You should think about at least eight or ten paddocks. Some of these would be cut for hay in the May-June rotation, and used for pasture in the dryer season. The plan should provide pasture into December or later, and might provide some planted hot season supplement, such as Sudan Grass in paddocks for August and early September. Paddocks could be subdivided by temporary (electrified string) fence.

Rotation is said to considerably increase the stocking rate, and works well with highly developed (limed and fertilized) pasture. It should considerably reduce the amount of spraying and clipping needed. It does require much more careful attention to detail, however.

The future As you know, the world supply of oil will run out by degrees. By 2025 the pinch will be sharp. This means great uncertainty in many respects. The advent of the petroleum driven tractor revolutionized farming. You could keep four or five cows where you kept a team of horses. Horses need daily attention, long training periods, are capricious, get sick, must be acquired by birth and raising, all of which reduce efficiency. It is hard to think they might come back as a source of farm power after the age of petroleum, but they might. Level land could be used to utilize other, heavier sources of power than the internal combustion engine.

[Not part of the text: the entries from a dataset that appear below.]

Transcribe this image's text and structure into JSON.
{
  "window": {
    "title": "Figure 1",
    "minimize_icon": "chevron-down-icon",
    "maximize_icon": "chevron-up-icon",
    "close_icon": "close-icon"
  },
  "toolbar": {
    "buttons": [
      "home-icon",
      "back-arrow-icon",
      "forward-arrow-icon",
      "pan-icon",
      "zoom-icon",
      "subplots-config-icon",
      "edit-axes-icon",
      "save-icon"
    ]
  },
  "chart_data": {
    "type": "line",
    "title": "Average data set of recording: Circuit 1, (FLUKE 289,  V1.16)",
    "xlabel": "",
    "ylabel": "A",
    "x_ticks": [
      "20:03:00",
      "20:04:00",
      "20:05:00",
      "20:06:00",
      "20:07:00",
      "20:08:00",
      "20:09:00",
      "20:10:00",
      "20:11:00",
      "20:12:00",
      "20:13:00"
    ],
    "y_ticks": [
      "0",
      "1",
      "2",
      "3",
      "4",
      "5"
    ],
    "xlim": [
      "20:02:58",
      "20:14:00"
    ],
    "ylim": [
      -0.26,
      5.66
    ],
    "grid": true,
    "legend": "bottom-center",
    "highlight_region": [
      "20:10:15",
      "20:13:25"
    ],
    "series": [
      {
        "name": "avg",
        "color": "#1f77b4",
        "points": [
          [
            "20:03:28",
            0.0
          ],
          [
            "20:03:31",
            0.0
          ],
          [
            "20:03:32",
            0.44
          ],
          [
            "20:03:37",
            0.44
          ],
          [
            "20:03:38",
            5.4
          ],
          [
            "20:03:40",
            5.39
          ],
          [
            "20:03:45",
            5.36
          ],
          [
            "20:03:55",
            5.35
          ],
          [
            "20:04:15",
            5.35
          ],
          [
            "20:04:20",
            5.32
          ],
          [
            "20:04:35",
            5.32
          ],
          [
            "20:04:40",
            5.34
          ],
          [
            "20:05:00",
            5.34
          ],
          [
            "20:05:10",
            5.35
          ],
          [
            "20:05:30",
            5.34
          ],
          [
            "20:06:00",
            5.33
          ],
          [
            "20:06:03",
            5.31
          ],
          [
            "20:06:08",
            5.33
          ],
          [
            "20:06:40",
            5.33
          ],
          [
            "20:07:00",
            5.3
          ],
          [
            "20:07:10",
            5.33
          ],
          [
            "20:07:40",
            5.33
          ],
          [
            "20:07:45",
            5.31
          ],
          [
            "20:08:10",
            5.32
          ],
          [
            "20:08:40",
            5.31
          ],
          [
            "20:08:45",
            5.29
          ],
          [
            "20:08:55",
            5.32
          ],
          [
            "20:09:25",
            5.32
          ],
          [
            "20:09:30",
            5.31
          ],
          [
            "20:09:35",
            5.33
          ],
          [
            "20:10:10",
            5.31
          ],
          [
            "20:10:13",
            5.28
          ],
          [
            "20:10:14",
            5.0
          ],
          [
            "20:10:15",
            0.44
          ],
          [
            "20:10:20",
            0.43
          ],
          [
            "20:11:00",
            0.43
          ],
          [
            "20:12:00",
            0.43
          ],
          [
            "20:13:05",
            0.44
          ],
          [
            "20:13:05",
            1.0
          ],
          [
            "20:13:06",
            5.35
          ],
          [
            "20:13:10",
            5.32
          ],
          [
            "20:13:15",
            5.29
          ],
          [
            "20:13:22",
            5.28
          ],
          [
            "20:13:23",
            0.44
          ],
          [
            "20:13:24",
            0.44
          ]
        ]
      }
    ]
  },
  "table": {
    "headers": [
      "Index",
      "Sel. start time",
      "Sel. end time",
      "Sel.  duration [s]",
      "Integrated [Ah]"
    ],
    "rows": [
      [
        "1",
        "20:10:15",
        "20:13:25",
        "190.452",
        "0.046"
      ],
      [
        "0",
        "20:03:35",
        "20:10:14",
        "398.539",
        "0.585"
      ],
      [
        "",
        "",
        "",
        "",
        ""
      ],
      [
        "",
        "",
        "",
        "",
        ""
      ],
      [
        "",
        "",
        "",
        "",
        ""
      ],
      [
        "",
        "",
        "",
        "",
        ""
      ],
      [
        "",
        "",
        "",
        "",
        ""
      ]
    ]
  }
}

I think what will happen in pasture is more efficient grazing systems, particularly with the utilization of more than one species. Sheep or goats to clean up after cows, for example. There will always be some weeds that are not eaten by cows and these will need to be taken care of by alternate methods. Sheep or goats require more secure fencing and more protection against predators. Alternatively it may be the old "grubbing hoe" or some similar tool will supply the need for weed removal again, at great cost in labor. The land owning class and the farm labor class may again become distinct.

I expect labor to be used in place of petroleum, to some extent. The lonely business I have experienced may change back toward the gang labor farming of the past. Local markets will become more important, communication by wire more important. This is if the free market prevails. If the government takes over it is hard to predict what will happen, other than things will go to hades for sure. in any case the person who thinks about what is happening and plans ahead will have a significant advantage.

The main advantage the Western cattlemen have, aside for being closer to the packing plants, which are located in the West because the feed lots are there, is that they do not have as many problems maintaining pastures. The biggest problem they face in the long run is that they will have severe water problems in a few years. The Midwest, the South and the more southerly part of the Far West are expected to have the most severe loss of precipitation. The giant Ogallala Aquifer is being "mined" in the sense that more water is being taken out than is being replaced by nature. About 27% of the irrigated land in the United States overlies this aquifer system, which supplies about 30% of the nation's ground water used for irrigation. Many feeding operatons are in this area, due to the corn and soybeans grown there.

Summary It is my belief that a judicial mixture of spraying and clipping when needed is the best pasture maintenance at the present. Rotational grazing has much to recommend it, but it is more management intensive.